Following a drop in tourist footfall during the downturn, Shocair said they also concentrated on promoting their products to the local market and relying less on the waning tourist traffic.

Big lesson

"Year 2008 taught us a big lesson in regard to tourists and the local market — today 60 per cent of our customers live in the country. We changed the product name and location to target people living in the area."

While music stores continue to do badly in the UK and US, at the launch of their Dubai Mall Megastore, Virgin reported a 30 per cent spike in sales following an increase in Gulf shoppers who opted to visit Dubai because of the various conflicts in the region.

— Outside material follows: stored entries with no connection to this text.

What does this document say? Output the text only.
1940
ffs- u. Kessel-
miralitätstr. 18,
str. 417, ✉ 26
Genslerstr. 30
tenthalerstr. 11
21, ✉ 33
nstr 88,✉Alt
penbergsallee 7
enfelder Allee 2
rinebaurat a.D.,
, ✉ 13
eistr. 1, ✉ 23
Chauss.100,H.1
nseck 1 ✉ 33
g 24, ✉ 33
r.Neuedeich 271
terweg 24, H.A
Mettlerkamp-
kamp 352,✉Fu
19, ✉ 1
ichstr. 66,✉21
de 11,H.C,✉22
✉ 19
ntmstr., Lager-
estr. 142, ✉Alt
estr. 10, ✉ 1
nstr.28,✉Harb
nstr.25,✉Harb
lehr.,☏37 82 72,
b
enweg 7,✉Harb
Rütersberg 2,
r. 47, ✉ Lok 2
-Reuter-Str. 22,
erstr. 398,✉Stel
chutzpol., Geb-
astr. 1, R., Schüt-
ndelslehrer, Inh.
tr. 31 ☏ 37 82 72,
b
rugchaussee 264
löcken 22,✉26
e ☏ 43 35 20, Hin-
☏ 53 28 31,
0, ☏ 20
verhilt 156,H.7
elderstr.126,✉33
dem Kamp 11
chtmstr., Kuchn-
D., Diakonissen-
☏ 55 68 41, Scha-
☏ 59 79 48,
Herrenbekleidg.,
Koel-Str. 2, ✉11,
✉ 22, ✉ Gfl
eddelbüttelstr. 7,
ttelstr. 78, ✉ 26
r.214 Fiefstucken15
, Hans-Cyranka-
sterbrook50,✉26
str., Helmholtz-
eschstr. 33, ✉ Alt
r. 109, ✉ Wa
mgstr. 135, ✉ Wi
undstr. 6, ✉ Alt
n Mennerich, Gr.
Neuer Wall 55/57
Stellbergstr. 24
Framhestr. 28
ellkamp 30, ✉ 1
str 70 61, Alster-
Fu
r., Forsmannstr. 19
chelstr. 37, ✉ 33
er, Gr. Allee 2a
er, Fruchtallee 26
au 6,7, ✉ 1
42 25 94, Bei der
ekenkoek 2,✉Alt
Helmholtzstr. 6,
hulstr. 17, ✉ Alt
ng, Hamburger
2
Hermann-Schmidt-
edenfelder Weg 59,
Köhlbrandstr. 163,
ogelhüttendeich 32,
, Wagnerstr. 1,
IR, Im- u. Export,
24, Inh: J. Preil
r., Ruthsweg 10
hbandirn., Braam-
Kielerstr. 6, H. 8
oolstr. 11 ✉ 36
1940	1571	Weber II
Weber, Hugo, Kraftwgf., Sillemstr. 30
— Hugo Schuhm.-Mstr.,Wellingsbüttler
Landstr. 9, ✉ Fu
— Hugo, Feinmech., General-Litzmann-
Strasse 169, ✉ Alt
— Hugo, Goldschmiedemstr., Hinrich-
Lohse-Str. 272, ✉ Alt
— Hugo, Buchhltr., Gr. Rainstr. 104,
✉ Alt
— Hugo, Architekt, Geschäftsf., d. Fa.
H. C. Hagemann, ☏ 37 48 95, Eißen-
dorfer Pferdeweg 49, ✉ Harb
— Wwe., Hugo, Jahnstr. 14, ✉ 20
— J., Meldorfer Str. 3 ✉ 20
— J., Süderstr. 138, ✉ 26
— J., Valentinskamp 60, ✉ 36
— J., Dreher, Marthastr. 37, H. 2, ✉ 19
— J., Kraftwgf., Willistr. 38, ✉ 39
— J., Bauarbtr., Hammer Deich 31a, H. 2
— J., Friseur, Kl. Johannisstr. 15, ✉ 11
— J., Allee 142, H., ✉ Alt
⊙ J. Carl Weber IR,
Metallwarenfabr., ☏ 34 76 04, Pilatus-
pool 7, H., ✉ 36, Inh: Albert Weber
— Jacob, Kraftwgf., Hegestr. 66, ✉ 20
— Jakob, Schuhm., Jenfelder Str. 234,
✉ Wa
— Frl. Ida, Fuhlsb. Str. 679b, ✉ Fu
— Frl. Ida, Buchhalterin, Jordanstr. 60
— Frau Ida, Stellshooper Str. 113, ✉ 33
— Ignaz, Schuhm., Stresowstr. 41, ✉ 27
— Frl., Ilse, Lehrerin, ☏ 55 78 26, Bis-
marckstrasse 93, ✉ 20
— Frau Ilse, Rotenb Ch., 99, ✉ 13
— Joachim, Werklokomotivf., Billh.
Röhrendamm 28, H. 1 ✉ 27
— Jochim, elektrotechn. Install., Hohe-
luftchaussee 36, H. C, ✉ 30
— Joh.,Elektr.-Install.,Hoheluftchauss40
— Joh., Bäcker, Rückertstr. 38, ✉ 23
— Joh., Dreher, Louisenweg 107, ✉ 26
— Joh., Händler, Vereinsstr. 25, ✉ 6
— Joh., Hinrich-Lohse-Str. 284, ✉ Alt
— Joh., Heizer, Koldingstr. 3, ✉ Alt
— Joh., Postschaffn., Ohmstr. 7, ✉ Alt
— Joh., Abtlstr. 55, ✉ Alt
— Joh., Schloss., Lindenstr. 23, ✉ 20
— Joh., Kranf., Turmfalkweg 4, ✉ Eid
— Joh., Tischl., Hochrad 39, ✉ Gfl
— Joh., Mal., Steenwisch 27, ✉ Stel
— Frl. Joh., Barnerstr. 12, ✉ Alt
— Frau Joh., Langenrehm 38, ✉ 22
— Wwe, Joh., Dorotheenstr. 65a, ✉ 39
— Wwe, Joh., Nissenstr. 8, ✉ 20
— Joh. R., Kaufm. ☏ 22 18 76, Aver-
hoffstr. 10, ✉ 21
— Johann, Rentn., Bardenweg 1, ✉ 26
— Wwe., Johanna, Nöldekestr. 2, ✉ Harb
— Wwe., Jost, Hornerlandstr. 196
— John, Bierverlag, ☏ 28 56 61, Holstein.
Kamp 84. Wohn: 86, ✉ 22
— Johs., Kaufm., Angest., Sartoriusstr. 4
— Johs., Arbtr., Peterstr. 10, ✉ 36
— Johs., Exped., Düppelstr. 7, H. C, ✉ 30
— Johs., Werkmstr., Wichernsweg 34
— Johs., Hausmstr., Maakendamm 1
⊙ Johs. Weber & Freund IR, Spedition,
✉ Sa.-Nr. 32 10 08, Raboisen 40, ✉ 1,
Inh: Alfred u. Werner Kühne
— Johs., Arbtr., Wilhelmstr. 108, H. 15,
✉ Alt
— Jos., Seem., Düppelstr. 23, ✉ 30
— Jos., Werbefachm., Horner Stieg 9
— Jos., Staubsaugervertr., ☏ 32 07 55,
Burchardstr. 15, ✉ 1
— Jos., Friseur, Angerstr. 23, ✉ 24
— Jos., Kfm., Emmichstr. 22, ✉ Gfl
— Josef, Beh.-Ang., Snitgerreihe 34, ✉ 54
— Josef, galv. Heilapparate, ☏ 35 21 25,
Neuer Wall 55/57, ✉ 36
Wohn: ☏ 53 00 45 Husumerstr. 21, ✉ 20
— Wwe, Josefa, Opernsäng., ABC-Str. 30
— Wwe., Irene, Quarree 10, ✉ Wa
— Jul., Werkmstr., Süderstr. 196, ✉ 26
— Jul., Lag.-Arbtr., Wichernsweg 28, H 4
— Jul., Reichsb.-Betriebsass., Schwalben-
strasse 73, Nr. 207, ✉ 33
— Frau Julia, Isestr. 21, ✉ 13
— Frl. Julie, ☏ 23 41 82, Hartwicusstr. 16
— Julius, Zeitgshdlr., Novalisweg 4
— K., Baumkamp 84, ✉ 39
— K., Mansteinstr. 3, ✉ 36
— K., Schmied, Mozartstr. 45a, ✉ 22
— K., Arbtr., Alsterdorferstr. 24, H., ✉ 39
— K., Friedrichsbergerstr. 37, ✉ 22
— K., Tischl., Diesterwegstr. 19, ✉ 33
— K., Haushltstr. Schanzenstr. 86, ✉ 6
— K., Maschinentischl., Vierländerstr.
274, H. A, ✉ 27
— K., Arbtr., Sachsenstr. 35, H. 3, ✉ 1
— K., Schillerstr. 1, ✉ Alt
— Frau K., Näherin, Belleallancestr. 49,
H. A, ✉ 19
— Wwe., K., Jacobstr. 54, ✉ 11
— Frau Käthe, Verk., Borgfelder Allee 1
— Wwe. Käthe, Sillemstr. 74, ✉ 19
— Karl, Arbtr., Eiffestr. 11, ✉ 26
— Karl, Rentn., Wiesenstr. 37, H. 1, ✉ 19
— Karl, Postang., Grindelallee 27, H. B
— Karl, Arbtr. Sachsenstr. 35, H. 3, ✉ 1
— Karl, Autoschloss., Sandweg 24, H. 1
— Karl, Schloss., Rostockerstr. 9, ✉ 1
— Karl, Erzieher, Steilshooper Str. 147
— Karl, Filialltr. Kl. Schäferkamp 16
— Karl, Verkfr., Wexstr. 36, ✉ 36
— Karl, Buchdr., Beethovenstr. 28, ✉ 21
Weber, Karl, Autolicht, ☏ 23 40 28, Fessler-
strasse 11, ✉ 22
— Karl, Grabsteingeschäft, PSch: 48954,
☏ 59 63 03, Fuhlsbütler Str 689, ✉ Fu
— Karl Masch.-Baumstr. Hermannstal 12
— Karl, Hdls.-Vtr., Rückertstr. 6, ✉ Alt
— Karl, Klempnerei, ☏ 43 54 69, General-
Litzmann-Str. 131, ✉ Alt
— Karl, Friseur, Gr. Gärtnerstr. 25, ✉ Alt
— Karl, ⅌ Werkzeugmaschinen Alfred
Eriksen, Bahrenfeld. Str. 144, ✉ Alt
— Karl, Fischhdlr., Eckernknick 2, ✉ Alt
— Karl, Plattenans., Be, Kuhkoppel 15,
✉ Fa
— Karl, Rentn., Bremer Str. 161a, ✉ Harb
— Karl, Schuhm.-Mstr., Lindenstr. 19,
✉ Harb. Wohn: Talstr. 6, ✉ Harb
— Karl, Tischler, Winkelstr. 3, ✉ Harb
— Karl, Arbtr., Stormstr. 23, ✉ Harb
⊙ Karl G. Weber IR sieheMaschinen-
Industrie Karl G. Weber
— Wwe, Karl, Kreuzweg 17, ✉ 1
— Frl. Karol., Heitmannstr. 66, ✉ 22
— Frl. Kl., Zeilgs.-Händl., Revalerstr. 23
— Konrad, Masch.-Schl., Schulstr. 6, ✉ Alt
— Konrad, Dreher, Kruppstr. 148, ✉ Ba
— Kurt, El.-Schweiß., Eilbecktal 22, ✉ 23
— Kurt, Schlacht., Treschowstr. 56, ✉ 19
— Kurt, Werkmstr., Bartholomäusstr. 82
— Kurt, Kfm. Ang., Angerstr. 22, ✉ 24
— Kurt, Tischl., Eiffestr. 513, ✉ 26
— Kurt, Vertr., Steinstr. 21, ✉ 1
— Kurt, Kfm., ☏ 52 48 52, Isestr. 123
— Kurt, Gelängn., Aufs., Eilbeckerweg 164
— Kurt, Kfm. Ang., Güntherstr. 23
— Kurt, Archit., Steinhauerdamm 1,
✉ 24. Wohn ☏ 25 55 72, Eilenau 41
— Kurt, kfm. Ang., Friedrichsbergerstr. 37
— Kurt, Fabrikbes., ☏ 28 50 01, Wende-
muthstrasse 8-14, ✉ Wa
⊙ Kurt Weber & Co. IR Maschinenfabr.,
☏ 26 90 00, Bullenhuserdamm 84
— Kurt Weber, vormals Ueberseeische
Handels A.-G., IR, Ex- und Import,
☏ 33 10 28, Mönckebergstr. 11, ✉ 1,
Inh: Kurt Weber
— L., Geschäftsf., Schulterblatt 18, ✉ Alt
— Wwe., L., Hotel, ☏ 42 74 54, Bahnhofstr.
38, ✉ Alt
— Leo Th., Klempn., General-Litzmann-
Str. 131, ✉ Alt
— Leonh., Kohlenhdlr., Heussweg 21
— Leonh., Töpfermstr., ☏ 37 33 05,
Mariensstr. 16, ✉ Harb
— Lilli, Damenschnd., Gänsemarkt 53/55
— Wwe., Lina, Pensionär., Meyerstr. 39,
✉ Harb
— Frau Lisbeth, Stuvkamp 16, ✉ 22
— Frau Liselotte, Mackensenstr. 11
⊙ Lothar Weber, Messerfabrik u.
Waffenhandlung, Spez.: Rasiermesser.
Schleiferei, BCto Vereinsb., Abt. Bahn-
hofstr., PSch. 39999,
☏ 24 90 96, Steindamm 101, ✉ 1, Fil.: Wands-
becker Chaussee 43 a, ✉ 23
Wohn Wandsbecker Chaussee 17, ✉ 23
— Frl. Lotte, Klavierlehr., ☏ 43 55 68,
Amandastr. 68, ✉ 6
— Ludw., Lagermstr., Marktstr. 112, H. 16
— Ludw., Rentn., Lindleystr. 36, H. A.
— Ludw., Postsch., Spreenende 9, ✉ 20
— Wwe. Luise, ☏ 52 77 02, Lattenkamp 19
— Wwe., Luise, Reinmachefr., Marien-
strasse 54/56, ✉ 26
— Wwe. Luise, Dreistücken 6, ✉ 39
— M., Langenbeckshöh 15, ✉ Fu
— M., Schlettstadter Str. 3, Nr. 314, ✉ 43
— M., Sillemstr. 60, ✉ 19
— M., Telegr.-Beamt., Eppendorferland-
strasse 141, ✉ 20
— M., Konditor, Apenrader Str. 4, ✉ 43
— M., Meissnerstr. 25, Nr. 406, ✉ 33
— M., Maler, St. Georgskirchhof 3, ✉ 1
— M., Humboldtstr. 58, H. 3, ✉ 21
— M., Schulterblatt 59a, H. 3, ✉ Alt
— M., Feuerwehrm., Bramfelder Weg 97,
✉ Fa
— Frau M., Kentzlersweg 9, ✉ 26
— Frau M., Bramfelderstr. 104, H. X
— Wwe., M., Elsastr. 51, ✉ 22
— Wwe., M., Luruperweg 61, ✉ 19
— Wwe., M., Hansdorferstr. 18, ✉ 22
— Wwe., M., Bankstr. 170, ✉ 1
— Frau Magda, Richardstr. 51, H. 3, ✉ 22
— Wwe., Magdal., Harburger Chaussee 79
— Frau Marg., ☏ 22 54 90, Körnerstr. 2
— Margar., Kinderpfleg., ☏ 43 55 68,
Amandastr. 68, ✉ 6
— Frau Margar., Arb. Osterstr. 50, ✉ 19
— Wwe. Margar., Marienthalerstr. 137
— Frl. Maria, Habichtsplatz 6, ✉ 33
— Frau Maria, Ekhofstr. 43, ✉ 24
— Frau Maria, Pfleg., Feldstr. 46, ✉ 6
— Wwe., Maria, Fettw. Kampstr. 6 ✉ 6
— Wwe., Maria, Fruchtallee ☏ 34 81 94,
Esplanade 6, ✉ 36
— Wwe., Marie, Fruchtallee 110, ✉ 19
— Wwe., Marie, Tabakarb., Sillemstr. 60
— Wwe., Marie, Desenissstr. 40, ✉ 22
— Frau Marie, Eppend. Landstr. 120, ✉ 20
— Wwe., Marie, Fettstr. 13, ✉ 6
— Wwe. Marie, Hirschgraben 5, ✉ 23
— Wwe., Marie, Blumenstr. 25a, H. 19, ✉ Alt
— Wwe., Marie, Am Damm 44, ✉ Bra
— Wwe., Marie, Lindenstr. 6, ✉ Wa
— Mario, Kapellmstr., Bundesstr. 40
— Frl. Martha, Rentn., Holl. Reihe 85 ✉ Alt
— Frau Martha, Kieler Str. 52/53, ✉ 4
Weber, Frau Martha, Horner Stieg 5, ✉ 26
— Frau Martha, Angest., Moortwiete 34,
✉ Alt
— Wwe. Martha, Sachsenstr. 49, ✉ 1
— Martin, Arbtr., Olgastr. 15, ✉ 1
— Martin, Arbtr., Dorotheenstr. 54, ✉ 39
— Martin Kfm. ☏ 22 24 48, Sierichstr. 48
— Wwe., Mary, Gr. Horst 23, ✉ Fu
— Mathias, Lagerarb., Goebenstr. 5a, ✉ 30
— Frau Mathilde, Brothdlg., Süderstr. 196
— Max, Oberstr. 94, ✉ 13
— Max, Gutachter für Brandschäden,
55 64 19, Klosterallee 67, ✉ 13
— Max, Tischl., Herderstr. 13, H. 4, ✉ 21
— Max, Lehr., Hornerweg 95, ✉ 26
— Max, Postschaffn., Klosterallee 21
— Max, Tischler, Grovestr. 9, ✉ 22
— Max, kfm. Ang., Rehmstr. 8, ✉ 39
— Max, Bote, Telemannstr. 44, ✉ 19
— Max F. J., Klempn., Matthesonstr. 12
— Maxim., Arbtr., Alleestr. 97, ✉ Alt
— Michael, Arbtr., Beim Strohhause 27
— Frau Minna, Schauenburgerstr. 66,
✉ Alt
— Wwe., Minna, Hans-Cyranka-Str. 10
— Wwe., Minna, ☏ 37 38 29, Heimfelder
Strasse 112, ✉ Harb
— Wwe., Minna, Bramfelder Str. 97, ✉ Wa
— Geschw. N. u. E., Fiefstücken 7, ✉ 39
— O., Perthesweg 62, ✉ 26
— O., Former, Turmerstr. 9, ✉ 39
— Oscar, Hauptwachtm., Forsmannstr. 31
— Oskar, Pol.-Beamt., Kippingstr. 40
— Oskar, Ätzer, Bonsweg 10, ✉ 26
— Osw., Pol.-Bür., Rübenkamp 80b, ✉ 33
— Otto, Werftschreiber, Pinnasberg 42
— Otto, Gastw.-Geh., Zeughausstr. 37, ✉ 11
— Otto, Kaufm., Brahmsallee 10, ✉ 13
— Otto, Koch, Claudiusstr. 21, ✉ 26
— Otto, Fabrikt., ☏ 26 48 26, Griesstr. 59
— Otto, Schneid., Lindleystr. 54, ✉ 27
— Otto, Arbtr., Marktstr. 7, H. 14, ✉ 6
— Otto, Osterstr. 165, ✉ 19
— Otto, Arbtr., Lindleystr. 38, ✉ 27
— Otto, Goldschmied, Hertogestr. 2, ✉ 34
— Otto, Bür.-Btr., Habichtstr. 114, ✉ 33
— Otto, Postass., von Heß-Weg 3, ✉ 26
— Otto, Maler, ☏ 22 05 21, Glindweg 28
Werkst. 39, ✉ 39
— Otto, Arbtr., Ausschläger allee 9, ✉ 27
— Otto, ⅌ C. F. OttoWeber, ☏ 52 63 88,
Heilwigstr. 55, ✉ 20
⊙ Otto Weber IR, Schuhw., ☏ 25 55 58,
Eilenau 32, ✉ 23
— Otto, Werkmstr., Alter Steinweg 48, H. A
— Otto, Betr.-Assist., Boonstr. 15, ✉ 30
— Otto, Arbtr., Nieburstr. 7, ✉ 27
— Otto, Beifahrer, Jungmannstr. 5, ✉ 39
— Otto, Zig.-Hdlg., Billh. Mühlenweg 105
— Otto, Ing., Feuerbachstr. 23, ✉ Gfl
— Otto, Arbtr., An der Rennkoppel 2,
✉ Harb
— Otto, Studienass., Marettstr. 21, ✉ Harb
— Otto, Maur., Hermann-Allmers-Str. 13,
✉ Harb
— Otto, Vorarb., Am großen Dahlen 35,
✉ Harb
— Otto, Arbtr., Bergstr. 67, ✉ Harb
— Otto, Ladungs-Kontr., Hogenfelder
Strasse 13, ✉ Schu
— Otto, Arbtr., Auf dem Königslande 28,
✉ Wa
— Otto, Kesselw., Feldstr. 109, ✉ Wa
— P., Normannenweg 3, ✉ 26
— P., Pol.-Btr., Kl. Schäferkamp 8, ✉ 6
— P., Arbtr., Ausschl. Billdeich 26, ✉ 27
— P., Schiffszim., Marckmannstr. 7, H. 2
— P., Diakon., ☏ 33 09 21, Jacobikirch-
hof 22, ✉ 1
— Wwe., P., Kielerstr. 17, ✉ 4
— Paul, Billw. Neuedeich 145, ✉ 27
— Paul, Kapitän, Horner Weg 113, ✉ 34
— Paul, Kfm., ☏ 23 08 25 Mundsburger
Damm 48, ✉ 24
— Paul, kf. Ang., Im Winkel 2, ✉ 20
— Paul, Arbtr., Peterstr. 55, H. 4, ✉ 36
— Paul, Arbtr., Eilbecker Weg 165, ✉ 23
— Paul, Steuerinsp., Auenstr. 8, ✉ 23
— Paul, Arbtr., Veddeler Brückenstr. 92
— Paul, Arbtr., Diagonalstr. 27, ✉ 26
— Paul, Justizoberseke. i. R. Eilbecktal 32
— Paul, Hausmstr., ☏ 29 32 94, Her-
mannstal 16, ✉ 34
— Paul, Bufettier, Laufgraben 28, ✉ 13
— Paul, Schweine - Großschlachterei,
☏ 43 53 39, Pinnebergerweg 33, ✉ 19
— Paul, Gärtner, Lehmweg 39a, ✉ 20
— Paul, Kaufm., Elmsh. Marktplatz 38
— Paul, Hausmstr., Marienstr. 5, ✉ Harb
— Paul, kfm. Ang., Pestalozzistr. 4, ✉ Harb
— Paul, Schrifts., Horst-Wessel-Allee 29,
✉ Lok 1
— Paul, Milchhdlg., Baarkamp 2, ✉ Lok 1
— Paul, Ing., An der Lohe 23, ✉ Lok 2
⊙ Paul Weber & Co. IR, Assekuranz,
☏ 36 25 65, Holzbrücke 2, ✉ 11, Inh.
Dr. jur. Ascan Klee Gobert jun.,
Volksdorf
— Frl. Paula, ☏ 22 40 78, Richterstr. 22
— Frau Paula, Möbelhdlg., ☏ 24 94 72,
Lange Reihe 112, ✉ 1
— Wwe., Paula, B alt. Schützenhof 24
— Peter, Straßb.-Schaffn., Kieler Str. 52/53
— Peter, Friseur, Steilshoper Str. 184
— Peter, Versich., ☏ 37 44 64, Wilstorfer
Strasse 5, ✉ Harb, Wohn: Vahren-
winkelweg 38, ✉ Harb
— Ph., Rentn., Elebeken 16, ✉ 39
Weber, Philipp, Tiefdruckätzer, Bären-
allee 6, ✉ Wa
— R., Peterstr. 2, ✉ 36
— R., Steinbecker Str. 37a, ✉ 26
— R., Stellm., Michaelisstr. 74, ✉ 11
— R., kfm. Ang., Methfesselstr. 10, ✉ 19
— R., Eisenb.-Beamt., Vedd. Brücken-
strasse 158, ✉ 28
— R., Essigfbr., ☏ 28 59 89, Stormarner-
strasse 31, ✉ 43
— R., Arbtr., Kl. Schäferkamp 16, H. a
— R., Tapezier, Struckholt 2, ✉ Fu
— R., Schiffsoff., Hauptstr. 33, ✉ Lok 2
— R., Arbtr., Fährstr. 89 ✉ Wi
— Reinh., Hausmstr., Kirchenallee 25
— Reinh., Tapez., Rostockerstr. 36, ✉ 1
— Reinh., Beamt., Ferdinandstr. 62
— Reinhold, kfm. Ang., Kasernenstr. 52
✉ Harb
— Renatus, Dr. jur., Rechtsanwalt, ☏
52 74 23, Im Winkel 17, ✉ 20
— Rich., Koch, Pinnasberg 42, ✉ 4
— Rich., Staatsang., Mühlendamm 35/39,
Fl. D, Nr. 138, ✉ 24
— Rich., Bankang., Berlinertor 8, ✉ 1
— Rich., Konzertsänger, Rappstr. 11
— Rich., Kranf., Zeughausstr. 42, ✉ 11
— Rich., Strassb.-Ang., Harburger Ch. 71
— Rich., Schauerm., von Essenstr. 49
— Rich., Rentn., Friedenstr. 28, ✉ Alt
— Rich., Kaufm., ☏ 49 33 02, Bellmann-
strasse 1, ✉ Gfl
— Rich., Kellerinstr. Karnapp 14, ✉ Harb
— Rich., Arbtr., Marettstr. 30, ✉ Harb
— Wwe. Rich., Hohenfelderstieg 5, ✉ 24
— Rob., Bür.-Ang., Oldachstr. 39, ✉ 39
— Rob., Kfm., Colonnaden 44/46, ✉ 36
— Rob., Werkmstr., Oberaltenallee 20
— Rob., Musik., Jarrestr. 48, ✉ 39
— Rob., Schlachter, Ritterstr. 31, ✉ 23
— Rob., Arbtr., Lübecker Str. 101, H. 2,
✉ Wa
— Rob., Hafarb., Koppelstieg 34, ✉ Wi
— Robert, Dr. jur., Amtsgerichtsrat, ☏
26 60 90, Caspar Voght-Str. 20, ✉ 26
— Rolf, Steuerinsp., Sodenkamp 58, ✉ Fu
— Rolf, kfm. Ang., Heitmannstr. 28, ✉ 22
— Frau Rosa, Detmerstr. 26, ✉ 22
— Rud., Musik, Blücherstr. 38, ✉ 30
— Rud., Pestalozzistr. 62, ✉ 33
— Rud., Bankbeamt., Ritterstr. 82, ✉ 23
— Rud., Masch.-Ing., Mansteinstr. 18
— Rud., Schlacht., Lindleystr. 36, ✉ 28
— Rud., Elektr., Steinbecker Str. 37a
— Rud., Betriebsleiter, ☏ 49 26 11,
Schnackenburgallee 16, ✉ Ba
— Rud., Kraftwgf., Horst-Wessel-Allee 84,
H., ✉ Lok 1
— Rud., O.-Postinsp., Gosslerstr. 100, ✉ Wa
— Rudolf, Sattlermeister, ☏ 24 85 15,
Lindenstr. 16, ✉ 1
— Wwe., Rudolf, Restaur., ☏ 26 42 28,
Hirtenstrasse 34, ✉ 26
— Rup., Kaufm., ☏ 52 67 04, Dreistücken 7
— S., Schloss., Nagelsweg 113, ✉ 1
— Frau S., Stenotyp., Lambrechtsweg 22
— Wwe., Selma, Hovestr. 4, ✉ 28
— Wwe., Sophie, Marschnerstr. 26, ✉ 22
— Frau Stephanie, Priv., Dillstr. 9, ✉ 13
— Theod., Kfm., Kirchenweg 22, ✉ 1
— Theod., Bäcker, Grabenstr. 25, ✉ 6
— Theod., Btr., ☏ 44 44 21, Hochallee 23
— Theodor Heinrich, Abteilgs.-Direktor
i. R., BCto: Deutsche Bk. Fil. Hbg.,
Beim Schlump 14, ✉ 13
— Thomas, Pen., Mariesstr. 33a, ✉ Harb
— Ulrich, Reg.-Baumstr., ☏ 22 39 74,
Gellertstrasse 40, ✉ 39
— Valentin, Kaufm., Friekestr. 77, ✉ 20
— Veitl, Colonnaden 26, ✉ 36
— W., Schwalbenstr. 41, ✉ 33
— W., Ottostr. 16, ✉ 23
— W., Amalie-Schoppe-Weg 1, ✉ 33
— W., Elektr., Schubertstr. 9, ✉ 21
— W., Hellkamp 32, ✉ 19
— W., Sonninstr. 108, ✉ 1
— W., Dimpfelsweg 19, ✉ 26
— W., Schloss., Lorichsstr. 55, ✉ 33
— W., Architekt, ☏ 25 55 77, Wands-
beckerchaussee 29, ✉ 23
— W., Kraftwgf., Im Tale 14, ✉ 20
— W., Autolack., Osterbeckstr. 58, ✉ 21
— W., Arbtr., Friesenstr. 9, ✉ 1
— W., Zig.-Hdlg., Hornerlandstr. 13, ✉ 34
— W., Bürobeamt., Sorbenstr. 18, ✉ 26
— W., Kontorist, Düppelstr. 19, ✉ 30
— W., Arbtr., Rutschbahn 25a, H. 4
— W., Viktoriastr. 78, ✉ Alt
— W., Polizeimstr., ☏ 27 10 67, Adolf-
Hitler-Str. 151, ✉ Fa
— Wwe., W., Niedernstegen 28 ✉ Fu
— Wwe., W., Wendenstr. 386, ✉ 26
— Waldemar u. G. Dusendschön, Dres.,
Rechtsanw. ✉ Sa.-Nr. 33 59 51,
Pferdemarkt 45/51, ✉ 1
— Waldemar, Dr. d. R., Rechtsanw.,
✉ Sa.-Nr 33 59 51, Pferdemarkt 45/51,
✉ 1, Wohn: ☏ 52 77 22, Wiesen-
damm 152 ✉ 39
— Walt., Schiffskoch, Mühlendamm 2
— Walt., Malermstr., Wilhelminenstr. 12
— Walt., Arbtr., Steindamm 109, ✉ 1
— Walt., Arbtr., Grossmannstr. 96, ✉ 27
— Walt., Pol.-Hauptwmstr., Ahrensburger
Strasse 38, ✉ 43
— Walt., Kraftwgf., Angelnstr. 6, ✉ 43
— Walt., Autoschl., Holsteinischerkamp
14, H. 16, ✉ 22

This year, Virgin Megastore made its debut at Gitex Shopper offering discounted accessories and bargain bin products.

Shocair says that sales weren't as good as expected and they only reached 50 per cent of their predicted targets. "It will be better next year; it's very competitive and we should have had a better set-up," Shocair added. "Next time we'll have a bigger exhibition and we'll focus on accessories. This year we were offering 2,000 products, next year we'll have 20,000."

Nokia recognises Mena market's potential

The Middle East and Africa markets offer a lot of potential for retail brands, according to Mark Kotze, Nokia's director of sales for the Middle East and India.

The market is worth $1 trillion (Dh3.67 trillion) and holds six out of the ten fastest growing GDPs between 2010 and 2015.

However, it is a market of massive polarisation comprising the richest and poorest consumers in the world and is also the most politically unstable area in the world, he said.

"The opportunity in the market is there, but it's also an easy market to make a loss in," Kotze added. "Governments are difficult to deal with and can change their rules quickly.

"There are also different languages which represent a major challenge for retailers who want to get local in the market."

High-end brands

From a consumer perspective, Kotze said a lot of high-end brands do well in this market where an estimated three million households earn more than $300,000 a year.

This is reflected in a recent report by CBRE which labels Dubai the most popular retail city in the world, attracting 56 per cent of all international retail brands surveyed.